The proposed inquiry into swearing on Australian television looks like being a fizzer, with a predictable range of submissions among the 63 sent.
Free TV Australia (the free to air lobby group) and SBS were the only television networks to make a submission and theirs were of the usual “don’t do anything, no change is needed and we take things seriously”, variety.
The most interesting submission came from a Professor of Law at the University of Technology Sydney, Lesley Hitchens, who actually took the inquiry seriously in so far as one of its terms of reference was concerned:
It is unfortunate that this inquiry has chosen to concentrate on the relatively trivial matter of coarse language, when there are much more significant issues at stake with regard to how the media in Australia serve the public interest.
Hitchens made the very valid point that the complaints process for TV and radio was not independent and transparent, unlike Australian advertisers who have established a process that is independent to handle complaints about them.

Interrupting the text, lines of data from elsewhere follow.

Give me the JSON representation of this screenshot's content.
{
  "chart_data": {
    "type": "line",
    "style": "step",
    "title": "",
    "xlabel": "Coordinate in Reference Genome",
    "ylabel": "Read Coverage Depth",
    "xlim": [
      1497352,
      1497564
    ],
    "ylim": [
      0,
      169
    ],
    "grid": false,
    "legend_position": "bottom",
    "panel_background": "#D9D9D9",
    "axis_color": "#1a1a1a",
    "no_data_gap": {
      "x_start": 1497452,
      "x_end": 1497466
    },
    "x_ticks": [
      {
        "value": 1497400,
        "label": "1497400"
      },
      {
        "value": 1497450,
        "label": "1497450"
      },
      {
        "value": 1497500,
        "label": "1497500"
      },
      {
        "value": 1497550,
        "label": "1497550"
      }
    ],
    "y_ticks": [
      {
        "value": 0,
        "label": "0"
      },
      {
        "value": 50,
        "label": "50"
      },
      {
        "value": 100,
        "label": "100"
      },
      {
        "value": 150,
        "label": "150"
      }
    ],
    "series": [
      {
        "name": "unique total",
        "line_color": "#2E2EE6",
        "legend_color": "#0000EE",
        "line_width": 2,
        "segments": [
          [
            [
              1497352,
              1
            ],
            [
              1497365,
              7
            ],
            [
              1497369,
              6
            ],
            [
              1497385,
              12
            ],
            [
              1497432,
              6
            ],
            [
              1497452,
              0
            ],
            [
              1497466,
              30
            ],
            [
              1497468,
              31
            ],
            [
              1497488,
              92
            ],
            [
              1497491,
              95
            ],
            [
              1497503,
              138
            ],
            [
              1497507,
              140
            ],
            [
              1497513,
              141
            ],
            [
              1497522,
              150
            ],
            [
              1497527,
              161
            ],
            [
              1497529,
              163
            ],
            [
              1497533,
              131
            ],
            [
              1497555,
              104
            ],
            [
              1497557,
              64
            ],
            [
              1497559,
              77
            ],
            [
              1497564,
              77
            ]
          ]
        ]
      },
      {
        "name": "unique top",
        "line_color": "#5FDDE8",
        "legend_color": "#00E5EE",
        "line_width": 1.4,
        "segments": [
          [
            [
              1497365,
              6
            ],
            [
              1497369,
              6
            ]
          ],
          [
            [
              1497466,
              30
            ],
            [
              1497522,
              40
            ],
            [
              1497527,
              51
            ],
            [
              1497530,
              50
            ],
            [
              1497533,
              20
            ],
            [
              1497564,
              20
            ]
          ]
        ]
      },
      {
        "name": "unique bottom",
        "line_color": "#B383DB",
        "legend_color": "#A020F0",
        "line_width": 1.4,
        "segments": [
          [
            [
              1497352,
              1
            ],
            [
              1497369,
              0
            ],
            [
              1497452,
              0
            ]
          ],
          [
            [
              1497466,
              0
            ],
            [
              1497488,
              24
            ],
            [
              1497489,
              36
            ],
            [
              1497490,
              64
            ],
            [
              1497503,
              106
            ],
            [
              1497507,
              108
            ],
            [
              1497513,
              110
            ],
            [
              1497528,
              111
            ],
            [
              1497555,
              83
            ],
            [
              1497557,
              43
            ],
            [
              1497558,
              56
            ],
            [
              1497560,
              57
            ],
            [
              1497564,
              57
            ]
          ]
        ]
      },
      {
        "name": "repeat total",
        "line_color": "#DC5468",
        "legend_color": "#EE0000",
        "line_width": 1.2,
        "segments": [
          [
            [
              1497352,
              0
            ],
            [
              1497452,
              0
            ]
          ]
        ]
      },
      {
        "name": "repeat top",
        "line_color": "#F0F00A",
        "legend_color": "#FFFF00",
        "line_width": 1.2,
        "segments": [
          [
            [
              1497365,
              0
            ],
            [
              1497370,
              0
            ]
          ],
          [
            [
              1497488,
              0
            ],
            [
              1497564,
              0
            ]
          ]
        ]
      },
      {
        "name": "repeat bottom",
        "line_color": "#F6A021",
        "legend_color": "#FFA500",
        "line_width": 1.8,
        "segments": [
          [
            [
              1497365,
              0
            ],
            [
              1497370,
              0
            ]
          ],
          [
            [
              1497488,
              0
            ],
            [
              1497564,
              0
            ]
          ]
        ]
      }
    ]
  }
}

She says there is no transparency on how the complaints are processed and handled, and you have the situation of the complaint being first handled by the organisation being complained about: the TV and radio station.
The inquiry should look at a wholesale revamp of the complaints system and Hitchens’ submission is a good place to start.
Why should people, in the age of email and the internet, be required to write a letter detailing their complaints to the TV network and then the Australian Communications and Media Authority?
The TV networks have established elaborate online mechanisms to handle video, images captured on mobile phones and other tips from members of the public — and advertise it extensively every day.
Why can’t ACMA force them to do they same for complaints?